宣旨太監僵在那裡,聖旨遞也不是不遞也不是,連聖旨都用來泡妞了還不管用!這不科學啊!
「小凌子能夠讓皇上賜婚,我替他高興!雖然很羨慕但我從沒要求過你什麼!因為我知道那對你來說太危險了!」師娘緊盯著零零發的雙眼道,她是個聰明的女人,聽到賜婚便把一切想通了。
「我知道,這些年讓你吃苦了!」零零發突然有些哽咽。
「是很苦,你的每個發明都叫我焦頭爛額,你的每個成果都把我好不容易攢下的錢揮霍個精光!」師娘皺眉道,像是在回想這些年來受過的苦。
「這是什麼神發展?批鬥大會嗎?」凌笑一邊凌亂!
「我知道,你的手越來越粗糙,你的衣裳越來越素,布料越來越差!這些我都看在眼裡,我都知道!」說著已經熱淚盈眶。
「好麼!師娘沒感動倒把他給逗哭了!」凌笑一邊歎息。
師娘突然將手慢慢伸向零零發,凌笑嚇了一跳還以為要捏師傅的耳朵呢。
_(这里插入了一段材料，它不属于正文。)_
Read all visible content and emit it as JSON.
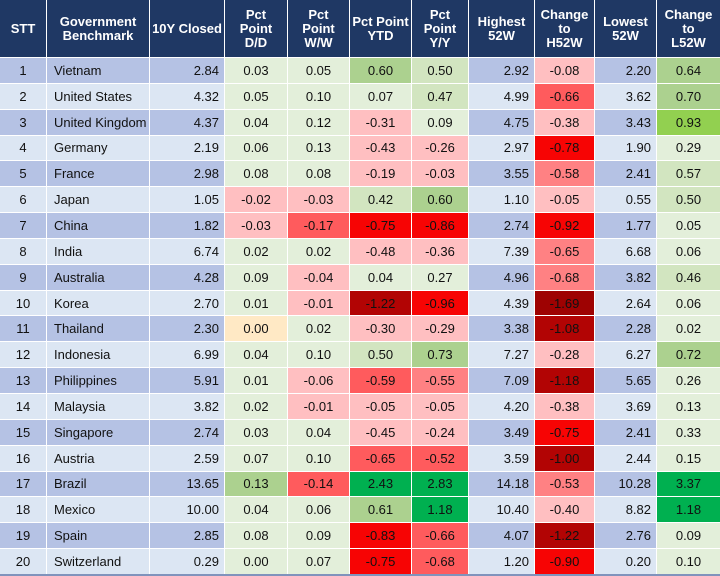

只見她捧著零零發的臉道:「那些稀奇古怪的東西讓我越來越累,也讓我越來越幸福!不知從什麼時候開始,我就覺得我是世界上最幸福的女人!你的那些發明全是為了我,我彎腰掃地累你就在鞋上按了鏟子,我被油煙嗆到你就弄出了抽油煙機,我穿的越來越差你穿的就比我還差!連進宮都是那件洗了又洗的黑大褂!」
「那是保龍一族的制服好伐!」凌笑一邊心中嘀咕。
這種時候,無論多少甜言蜜語都不過分,但身為男人一定要說那一句!
「老婆,我愛你!」
師娘再也繃不住了,淚水瞬間就絕了堤!梨花帶雨的樣子卻出奇的美!
零零發正要將那歡喜的淚水拭去卻被師娘一句話干懵了!
「老公,我們進屋生孩子!」
繁鬧的街道瞬間一靜,所有人的嘴裡都能塞進去一個鴕鳥蛋!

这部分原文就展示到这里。